The main purpose of Design rights is to protect the aesthetic element of a product, these aesthetic elements might include shape, color, pattern, etc. Industrial Design may be either 3D or 2D in nature. As we know that AI technology is capable of generating Artistic work they are also capable of creating 2D and 3D features of the concerned product. 

Design created by AI technology, whether with human intervention/without human intervention are termed as “AI-generated designs” but then again the similar issues regarding Whether AI-generated design can be granted design protection? Whether there should be any kind of special legal framework that deals with the authorship and ownership aspect in the case of AI-generated work?

Currently, the laws are silent about these issues and there is no concrete answer to this question. Normally there are 2 types of protection under the design rights i.e. registered and unregistered designs. In cases where AI-generated wants seek protection under registered design, the chances of getting it might narrow down as issues like identifying the author and owner are still ambiguous as it is assessed individually solely based on the merits of the case. 

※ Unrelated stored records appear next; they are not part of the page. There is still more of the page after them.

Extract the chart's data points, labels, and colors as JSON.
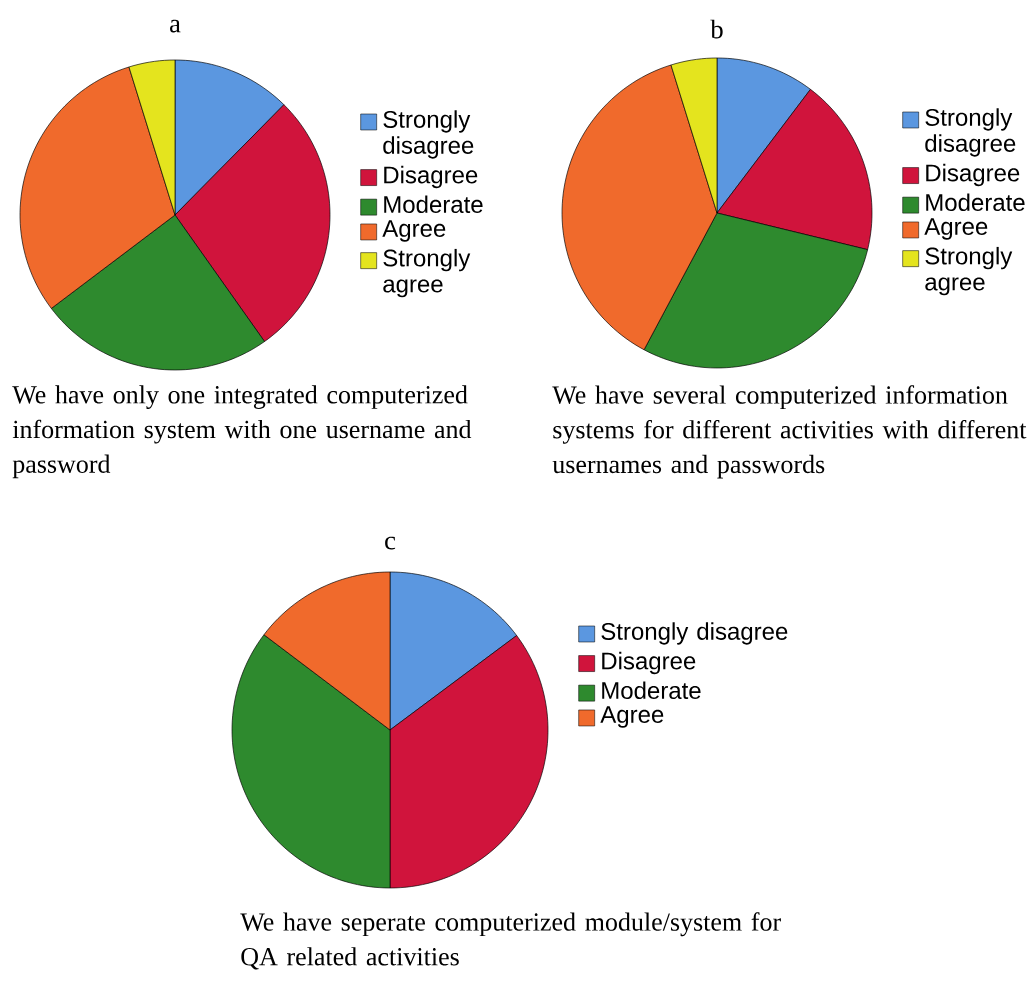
{
  "chart_data": [
    {
      "type": "pie",
      "title": "a",
      "categories": [
        "Strongly disagree",
        "Disagree",
        "Moderate",
        "Agree",
        "Strongly agree"
      ],
      "values": [
        12.4,
        27.8,
        24.5,
        30.5,
        4.8
      ],
      "colors": [
        "#5b97e0",
        "#d0143c",
        "#2e8a2e",
        "#f06a2c",
        "#e4e41e"
      ],
      "legend": "right",
      "annotations": [
        "We have only one integrated computerized information system with one username and password"
      ]
    },
    {
      "type": "pie",
      "title": "b",
      "categories": [
        "Strongly disagree",
        "Disagree",
        "Moderate",
        "Agree",
        "Strongly agree"
      ],
      "values": [
        10.3,
        18.5,
        29.0,
        37.4,
        4.8
      ],
      "colors": [
        "#5b97e0",
        "#d0143c",
        "#2e8a2e",
        "#f06a2c",
        "#e4e41e"
      ],
      "legend": "right",
      "annotations": [
        "We have several computerized information systems for different activities with different usernames and passwords"
      ]
    },
    {
      "type": "pie",
      "title": "c",
      "categories": [
        "Strongly disagree",
        "Disagree",
        "Moderate",
        "Agree"
      ],
      "values": [
        14.8,
        35.2,
        35.3,
        14.7
      ],
      "colors": [
        "#5b97e0",
        "#d0143c",
        "#2e8a2e",
        "#f06a2c"
      ],
      "legend": "right",
      "annotations": [
        "We have seperate computerized module/system for QA related activities"
      ]
    }
  ]
}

At present, the law has not addressed the elephant in the room and is therefore open for various interpretations. The stringent laws and provisions need to change and should be at par in the tech world.

Conclusion

The present situation surrounding AI and IPR is very challenging as there are a lot of identified grey areas surrounding this very issue of AI-generated works. Currently, the IP regime is not ready to address this.

At present we are only relying upon precedents and interpretation of the courts, but in the long run, this might not work. There is a dire need to create separate sections and provisions that can deal with AI-generated work as well as introduce special laws that deal with the liabilities and remedies in case of infringement caused. Various international conventions like WIPO have already considered the above matter and have discussed the pros and cons of the same but still, there is a requirement for a uniform structured policy at the international level.

But then, because AI is a relatively new topic so there is no explicit provision as of now but it is taking the words by storm so the existing provisions must be interpreted in such a way that we can reap the benefits of technology without jeopardizing our rights.